Un risque que le président Donald Trump avait déjà évoqué.[Jose CARUCI / AFP]

Le vice-président américain Mike Pence a déclaré mercredi que les Etats-Unis ne permettraient pas «l'effondrement du Venezuela», estimant qu'un tel événement menacerait les autres pays de la région.

«L'effondrement du Venezuela mettrait en danger tous ceux qui font partie de l'hémisphère occidental», a déclaré M. Pence lors d'un discours devant quelque 600 personnes dans une église catholique à Doral, au coeur de la communauté vénézuélienne de Miami (Floride).

«Nous ne pouvons pas laisser cela arriver et nous le laisserons pas arriver», a lancé M. Pence. «En travaillant avec nos alliés dans la région latino-américaine, les Etats-Unis affronteront et déferont tous ceux qui oseront menacer notre bien-être», a-t-il dit.

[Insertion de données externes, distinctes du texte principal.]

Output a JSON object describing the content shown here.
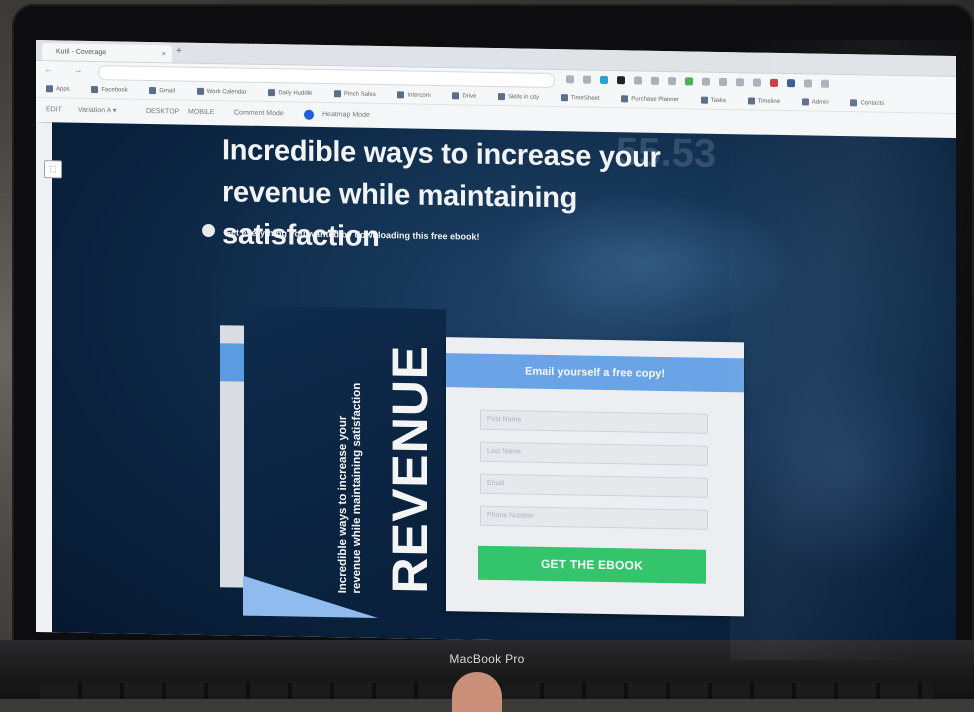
{
  "browser": {
    "tab_title": "Kutil - Coverage",
    "new_tab_symbol": "+",
    "nav_symbols": "← → ⟳",
    "bookmarks": [
      "Apps",
      "Facebook",
      "Gmail",
      "Work Calendar",
      "Daily Huddle",
      "Pinch Sales",
      "Intercom",
      "Drive",
      "Skills in city",
      "TimeSheet",
      "Purchase Planner",
      "Tasks",
      "Timeline",
      "Admin",
      "Contacts"
    ]
  },
  "editor_toolbar": {
    "edit": "EDIT",
    "variation": "Variation A",
    "variation_chevron": "▾",
    "desktop": "DESKTOP",
    "mobile": "MOBILE",
    "comment_mode": "Comment Mode",
    "heatmap_mode": "Heatmap Mode",
    "side_icon": "⬚"
  },
  "landing": {
    "headline_line1": "Incredible ways to increase your",
    "headline_line2": "revenue while maintaining satisfaction",
    "subline": "Get everything you wanted by downloading this free ebook!",
    "bg_digits": "55.53"
  },
  "ebook": {
    "word": "REVENUE",
    "line1": "Incredible ways to increase your",
    "line2": "revenue while maintaining satisfaction"
  },
  "form": {
    "title": "Email yourself a free copy!",
    "first_name_placeholder": "First Name",
    "last_name_placeholder": "Last Name",
    "email_placeholder": "Email",
    "phone_placeholder": "Phone Number",
    "cta": "GET THE EBOOK"
  },
  "laptop": {
    "brand": "MacBook Pro"
  },
  "colors": {
    "form_header": "#6aa4e6",
    "cta_green": "#34c46b",
    "page_bg": "#0b2441"
  }
}
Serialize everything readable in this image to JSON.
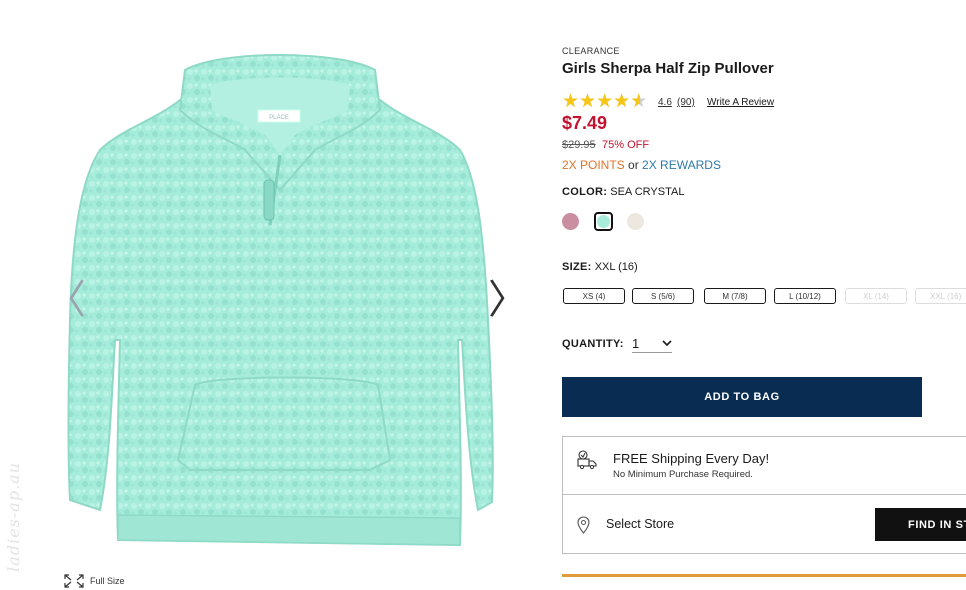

M. Pence a estimé qu'un «effondrement» du Venezuela «entraînerait davantage de trafic illégal de drogue, avec ses conséquences meurtrières», un risque que le président Donald Trump avait déjà évoqué. Le vice-président a prononcé son discours à Miami peu après son retour d'une tournée en Colombie, en Argentine, au Chili et au Panama, pendant laquelle la crise au Venezuela a été l'un des principaux sujets de discussions.

L'option miltaire

Le Venezuela est plongé dans une profonde crise économique, politique et institutionnelle. Le président Nicolas Maduro, très impopulaire selon les sondages, est confronté depuis plus de quatre mois à des manifestations de l'opposition qui réclame sa démission. 125 personnes ont été tuées au cours de ces rassemblements.

Dans son discours, M. Pence n'a pas mentionné, comme l'avait fait M. Trump, la possibilité d'une «option militaire» des Etats-Unis concernant la crise au Venezuela. Cet avertissement de M. Trump avait suscité émotion et inquiétude dans de nombreux pays d'Amérique latine, y compris ceux qui désapprouvent les actions du régime du président Maduro.

M. Pence a assuré que les Etats-Unis ne prendraient pas de décisions de manière unilatérale sur ce sujet. Reprenant le slogan de campagne de Donald Trump, «America First» ou «L'Amérique d'abord», il a explique que celui-ci «ne signifiait pas "l'Amérique seule"».